From St. Patrick’s Cathedral in New York to the Notre Dame Basilica in Montreal, many Roman Catholic churches I’ve seen in various cities are often beautiful buildings.
The Cathedral of Saint Paul in Minnesota is no exception.
Having been raised in the Catholic Church, it’s always nice to be able to admire gorgeous works of architecture while feeling comfortable in something familiar. But it’s also an added bonus to learn about the stories behind each church.
This historic cathedral is responsible for why this half of the Twin Cities adopted the name Saint Paul.
Until 1841, the city was known as Pig’s Eye Landing. That all changed in 1841 when Father Lucien Galtier, the first Catholic priest in the area, donated his log chapel to Saint Paul and requested that the area take on that name.

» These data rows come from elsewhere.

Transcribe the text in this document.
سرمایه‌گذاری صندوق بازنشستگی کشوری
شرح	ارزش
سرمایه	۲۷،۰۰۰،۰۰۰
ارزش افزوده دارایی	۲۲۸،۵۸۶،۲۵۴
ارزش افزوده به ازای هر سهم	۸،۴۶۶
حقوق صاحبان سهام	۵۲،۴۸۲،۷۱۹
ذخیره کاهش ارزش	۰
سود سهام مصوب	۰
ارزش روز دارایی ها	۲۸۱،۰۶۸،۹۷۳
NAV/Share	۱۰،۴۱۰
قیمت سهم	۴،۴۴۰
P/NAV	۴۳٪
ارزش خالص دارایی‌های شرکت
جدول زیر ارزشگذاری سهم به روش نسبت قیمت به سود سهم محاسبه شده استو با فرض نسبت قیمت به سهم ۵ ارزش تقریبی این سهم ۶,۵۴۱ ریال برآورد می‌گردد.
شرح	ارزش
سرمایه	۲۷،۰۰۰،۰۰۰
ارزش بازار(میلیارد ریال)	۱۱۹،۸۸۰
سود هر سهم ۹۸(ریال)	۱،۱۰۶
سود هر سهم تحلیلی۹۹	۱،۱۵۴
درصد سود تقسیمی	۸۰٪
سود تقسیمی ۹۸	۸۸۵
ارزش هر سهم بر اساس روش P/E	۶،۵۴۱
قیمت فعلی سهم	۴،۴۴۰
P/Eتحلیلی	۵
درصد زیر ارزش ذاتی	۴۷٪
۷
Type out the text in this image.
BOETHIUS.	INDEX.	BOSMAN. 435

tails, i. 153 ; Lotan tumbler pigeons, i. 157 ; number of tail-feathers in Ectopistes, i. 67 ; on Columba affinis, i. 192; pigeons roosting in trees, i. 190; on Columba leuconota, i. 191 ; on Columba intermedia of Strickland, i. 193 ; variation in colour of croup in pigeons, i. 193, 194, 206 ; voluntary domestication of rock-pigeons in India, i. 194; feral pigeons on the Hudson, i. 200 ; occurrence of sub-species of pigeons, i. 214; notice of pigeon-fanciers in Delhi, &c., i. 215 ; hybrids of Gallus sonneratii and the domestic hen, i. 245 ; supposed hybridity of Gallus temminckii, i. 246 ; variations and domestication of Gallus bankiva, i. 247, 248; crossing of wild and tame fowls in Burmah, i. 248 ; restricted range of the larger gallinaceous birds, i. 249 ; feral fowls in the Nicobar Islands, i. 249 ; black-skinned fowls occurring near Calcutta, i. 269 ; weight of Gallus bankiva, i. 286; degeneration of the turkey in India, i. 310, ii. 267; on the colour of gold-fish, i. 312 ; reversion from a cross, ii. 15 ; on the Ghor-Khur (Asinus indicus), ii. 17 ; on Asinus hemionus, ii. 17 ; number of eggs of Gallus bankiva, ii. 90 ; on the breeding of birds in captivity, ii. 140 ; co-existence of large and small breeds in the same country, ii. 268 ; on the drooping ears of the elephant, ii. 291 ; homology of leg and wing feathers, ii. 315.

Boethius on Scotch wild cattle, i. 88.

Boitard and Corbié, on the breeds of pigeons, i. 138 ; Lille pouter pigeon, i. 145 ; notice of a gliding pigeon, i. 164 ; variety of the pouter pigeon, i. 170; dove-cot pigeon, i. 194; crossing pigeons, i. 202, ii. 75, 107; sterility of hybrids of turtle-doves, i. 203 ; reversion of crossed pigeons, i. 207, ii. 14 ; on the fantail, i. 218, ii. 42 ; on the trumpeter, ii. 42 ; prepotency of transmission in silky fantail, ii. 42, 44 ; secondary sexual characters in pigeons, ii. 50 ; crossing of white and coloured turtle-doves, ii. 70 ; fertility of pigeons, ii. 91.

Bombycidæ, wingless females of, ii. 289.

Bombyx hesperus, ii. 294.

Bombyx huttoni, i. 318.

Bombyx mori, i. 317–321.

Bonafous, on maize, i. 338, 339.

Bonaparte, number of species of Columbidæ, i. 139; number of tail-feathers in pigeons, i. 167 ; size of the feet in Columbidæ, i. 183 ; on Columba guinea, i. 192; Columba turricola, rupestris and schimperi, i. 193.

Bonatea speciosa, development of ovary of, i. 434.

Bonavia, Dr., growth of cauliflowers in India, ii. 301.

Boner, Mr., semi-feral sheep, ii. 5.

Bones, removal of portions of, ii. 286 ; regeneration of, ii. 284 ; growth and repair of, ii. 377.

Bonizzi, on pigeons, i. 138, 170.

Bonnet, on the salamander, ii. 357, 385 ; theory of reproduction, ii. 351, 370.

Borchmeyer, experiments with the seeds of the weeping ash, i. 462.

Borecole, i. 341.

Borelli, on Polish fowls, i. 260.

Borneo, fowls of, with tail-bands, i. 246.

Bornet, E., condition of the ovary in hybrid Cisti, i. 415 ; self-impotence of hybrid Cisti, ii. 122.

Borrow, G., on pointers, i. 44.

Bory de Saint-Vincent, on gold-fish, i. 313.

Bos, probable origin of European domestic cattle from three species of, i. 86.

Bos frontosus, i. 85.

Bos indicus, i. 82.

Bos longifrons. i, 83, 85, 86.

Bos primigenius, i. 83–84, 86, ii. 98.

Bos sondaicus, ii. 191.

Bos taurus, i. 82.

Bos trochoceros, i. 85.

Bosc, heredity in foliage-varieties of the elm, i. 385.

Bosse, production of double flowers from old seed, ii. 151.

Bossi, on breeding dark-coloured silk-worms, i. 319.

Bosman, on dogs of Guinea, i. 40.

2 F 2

Today, the Cathedral of Saint Paul is the center of the Archdiocese of Saint Paul and Minneapolis, and about 1,000 households call it their home parish. It’s also the fourth building known to have that name. You can read more about the cathedral here.
In addition to the history, the Beaux Arts architecture of the cathedral is amazing. The exterior of the building – specifically its most distinct feature, a 120-foot-wide dome – caught my eye while I was on my way to another place in the city. The dome can be seen from various locations in Saint Paul, including from the top of the Landmark Center. The version of Saint Paul Cathedral that exists today was completed in 1941 and can seat 3,000 people.
When I came in, there was a mass going on so I didn’t get to go up close to the sanctuary, but it’s the focal point of the cathedral and features six columns made of black and gold marble that weigh nearly eight tons, and a painting of the Holy Spirit, among other things. At the altar, there are seven bronze grilles, and there’s beautiful stained glass placed throughout the building, including on the domes.
The Cathedral Saint Paul is free to visit with ample parking for visitors who drive. It’s also easily accessible via public transit.